More confusion is added by the safety aspect, which is very often adding difficulties in implementing the right scheme.
Just a few points:
Audio gnd should never be left fully floating from earth (chassis ground), but semi-floating, with 100R and 0.1uF is good and efficient practice.
Think of ground connections as resistors; as a result, ground connections should follow the signal flow, i.e. first-stage gnd goes as short as possible to second-stage gnd, and so on, up to the last-stage gnd goes to raw ground (that's the PSU gnd, where the smoothing caps are referenced)
IMO, star-ground is not a good idea (in terms of audio performance) on a stand-alone unit, although it makes sense on units where the inputs and outputs grounds may be connected, as is the case with mixers.
 
Thank you all for your information and advises.

I can see how deep and complex the subject is.

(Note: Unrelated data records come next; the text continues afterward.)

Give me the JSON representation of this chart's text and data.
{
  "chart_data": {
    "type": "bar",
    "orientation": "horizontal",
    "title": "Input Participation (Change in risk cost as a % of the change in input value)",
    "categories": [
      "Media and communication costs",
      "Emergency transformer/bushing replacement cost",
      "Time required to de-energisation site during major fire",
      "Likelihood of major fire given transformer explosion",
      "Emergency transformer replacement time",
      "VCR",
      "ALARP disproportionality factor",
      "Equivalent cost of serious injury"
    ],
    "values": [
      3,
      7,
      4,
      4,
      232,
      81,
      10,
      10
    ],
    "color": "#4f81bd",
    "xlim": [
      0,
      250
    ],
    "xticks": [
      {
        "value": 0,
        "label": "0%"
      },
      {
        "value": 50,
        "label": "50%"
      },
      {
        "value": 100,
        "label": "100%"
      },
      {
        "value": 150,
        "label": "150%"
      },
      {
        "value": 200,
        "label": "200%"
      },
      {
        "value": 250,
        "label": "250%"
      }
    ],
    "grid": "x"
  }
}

now it's time to read books, articles, more books - and Learn!
 
RE those pictures, I have had bad luck with screw-down connectors for many wires  like that staying tight for a long period of time.  I generally solder all the ground wires together into one thing and then screw down that one fat wire with a locknut. 
 
Luck might be right, because the Neutrik tab, especially on the black anodized, does not make a good chassis connection, either to the chassis or to the shell.
With inter or intra-chassis grounding, the rule book is small, but the appendix of exceptions is large.
Anyone ever look at the SECK intra grounding?  Uh, anyone even have one of those anymore?
Mike
 
I'm using the Nickel plated XLR jack, not the anodized black version. Also, the aluminum case is CNC milled after anodizing/painting, so bare aluminum is on the edges of the milled holes that make contact with the XLR body. 

But that's a good point. Make sure there is actual good contact between the cases and jacks. Anodized and painted surface are good insulators.